DEMOKRASİ MÜCAHİDİ AKP!
AKP, kurulduğu ilk günden beri her icraatının önüne Demokrasi perdesini koydu. Perdenin arkasında ise gönüllerindeki ve kafalarındaki rejimi gerçekleştirmek için çabaladı.
Bu cemaat demokratları işbaşına geldikleri günden beri, devamlı olarak bunu anlatmaya çalıştık. Fakat çok kişiyi inandıramadık. Kimileri, siyasi istikrar uğruna, kimileri, ekonomik istikrar uğruna, kimileri de kendi menfaatleri uğruna gerçekleri görmezden geldiler, gözlerini yummaya devam ettiler
Geldiğimiz noktada durum tespiti yapmak gerekirse;
Dış Politikadaki görüntümüz;
İranın nükleer cinneti uğruna tüm dünyayı karşısına almış, İranla kolkola girmiş bir Türkiye.
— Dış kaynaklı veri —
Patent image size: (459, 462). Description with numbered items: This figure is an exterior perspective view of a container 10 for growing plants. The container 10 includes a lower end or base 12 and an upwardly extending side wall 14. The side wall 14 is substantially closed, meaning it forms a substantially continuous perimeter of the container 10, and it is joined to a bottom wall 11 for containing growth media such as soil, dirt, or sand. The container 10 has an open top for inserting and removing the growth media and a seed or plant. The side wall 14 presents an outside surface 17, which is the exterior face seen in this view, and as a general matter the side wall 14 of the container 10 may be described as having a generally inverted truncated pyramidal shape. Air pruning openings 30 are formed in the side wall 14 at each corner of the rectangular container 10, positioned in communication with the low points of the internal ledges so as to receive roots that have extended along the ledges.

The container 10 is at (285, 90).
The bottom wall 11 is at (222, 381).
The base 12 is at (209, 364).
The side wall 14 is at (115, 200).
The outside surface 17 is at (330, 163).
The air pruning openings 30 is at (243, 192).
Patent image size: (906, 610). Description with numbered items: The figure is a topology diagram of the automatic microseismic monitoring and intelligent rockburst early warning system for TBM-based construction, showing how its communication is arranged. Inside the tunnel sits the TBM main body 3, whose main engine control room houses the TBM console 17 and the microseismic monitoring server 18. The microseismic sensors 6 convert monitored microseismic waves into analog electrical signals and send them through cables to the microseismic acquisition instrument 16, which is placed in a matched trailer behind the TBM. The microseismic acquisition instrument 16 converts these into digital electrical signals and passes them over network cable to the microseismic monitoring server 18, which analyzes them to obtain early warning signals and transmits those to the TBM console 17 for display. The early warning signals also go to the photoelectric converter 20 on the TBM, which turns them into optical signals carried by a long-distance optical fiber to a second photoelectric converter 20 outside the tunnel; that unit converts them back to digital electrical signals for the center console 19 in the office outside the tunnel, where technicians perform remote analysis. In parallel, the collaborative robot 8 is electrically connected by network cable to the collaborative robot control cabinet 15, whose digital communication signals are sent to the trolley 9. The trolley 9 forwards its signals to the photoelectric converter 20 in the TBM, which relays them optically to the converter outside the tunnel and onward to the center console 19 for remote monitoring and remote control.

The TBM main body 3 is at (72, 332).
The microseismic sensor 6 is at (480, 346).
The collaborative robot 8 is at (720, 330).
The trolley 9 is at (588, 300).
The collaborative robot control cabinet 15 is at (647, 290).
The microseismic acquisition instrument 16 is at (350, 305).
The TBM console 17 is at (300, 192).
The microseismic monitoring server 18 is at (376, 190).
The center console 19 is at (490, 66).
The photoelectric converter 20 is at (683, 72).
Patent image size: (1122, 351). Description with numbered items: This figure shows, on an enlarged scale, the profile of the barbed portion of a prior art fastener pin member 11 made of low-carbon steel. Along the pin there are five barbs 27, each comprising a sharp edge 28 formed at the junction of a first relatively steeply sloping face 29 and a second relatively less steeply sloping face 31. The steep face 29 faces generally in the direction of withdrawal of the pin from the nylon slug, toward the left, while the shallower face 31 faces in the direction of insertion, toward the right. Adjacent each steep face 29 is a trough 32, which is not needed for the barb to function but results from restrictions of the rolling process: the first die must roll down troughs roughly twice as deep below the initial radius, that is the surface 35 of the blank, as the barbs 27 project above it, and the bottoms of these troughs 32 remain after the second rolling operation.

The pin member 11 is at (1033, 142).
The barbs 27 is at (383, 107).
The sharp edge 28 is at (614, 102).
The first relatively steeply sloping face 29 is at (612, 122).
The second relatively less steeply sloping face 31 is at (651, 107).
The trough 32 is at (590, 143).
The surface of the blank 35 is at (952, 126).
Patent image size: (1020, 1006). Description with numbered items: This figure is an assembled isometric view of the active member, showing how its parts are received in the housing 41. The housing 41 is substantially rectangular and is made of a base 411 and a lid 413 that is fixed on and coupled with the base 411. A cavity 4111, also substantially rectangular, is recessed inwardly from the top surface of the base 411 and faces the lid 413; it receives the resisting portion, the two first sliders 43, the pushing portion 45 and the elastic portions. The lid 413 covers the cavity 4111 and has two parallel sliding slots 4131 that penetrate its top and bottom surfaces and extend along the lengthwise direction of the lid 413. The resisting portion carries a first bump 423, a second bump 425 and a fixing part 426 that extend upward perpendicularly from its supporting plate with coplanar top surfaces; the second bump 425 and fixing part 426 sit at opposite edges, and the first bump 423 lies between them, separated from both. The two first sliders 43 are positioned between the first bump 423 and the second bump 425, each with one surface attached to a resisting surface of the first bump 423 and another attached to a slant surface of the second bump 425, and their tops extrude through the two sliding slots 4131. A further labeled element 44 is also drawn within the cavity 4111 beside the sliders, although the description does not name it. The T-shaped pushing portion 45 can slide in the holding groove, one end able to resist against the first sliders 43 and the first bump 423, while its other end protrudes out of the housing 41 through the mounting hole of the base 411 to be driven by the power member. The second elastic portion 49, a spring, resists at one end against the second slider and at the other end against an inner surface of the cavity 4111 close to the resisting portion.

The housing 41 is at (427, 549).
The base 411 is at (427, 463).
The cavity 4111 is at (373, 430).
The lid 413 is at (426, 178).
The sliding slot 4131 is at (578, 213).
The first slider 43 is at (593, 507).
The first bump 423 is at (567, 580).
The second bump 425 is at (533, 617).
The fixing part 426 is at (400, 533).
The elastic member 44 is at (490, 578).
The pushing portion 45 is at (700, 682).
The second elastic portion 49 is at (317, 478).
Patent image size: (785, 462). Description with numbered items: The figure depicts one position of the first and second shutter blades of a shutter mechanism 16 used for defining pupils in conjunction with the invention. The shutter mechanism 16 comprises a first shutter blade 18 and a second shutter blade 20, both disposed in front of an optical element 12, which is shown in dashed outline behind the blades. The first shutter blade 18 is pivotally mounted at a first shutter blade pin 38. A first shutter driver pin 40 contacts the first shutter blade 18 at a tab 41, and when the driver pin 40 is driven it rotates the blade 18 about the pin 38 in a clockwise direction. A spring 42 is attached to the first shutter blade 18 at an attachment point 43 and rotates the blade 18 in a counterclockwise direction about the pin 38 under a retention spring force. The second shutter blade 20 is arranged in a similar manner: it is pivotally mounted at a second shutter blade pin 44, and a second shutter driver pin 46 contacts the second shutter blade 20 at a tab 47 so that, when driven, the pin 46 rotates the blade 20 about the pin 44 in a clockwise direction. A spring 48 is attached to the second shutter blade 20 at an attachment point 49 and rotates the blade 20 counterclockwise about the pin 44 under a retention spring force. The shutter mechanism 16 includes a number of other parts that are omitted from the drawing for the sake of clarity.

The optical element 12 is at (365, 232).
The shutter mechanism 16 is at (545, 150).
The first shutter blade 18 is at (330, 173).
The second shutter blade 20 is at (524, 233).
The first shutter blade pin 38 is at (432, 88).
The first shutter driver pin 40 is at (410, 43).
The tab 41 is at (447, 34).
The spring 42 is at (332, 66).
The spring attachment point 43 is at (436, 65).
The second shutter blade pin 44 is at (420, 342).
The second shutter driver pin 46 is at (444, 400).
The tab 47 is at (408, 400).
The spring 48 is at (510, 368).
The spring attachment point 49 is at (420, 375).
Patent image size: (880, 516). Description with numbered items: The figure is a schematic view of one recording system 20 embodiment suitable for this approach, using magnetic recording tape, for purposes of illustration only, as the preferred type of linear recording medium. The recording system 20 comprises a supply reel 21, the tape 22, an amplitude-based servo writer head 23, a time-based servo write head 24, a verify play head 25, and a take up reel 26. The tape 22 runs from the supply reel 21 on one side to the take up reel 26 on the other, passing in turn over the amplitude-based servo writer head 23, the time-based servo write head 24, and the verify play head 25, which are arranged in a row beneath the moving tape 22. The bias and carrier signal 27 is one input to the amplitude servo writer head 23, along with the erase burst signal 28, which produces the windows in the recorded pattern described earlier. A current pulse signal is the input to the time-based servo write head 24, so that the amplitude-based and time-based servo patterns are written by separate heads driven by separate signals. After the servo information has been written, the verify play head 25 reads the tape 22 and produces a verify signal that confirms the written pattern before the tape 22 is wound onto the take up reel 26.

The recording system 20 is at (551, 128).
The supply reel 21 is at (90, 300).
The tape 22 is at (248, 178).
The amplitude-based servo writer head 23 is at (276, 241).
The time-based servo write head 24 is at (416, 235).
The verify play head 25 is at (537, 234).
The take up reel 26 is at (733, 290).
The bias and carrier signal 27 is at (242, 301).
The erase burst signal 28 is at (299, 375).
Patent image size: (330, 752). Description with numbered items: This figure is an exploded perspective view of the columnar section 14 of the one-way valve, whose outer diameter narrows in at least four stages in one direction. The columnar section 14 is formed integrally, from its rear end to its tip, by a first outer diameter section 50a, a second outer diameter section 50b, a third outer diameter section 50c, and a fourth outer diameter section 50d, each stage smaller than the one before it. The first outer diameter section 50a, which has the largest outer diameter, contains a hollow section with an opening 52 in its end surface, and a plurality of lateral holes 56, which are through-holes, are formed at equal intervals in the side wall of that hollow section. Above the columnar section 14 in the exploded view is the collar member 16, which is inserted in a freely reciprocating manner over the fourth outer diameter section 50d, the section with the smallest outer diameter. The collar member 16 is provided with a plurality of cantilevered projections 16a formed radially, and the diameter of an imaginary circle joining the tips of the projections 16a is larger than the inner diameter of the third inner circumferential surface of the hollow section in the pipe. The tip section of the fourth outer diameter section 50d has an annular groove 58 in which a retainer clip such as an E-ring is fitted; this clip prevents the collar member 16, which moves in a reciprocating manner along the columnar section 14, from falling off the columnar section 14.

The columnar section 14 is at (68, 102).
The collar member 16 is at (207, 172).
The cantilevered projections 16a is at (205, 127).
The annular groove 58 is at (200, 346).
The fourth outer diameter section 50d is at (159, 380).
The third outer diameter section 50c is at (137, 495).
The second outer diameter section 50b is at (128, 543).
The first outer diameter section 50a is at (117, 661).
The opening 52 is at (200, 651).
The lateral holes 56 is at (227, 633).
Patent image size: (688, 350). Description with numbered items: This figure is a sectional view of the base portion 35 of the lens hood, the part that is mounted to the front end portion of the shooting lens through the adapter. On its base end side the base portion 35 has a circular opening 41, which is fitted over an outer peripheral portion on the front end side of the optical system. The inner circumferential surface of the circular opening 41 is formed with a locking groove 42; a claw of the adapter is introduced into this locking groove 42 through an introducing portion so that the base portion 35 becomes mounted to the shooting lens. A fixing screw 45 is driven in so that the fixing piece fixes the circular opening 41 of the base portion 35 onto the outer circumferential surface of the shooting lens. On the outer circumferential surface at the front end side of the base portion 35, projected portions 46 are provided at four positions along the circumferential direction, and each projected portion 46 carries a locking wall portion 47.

Öte yandan, Amerikanın en büyük uçak gemisi Truman, çok sayıda denizaltı ve İsrail firkateynlerinin eşliğinde İran Körfezinde yol alıyor! Gürcistan limanlarına Amerikan silahları yığılıyor, Kafkaslardaki Amerikan üslerinde İsrail uçakları konuşlanıyor!
Başbakan Erdoğan, PKK terörü için Natoyu göreve çağırıyor, Dışişleri Bakanı otel odasında İsrailli Bakan ile gizlice buluşuyor!!!
İç Politikadaki görüntümüz;
Kendi Milli Ordusunu, kendi Yüksek Yargısını, kendi aydınını kendisine düşman gören cemaat demokratları güvenlik kuvvetlerinin yetkilerini budayarak, morallerini bozarak, Yargının ve devletin bir kısmını cemaatlere teslim ederek terörü azdırmış, her gün ülkemiz şehit haberleri ile çalkalanır olmuştur.
Türkiye kan kaybetmekte, gençlerine iş bulamaz, emekli-işçi-memur-köylüsü ise borca batmış durumdadır.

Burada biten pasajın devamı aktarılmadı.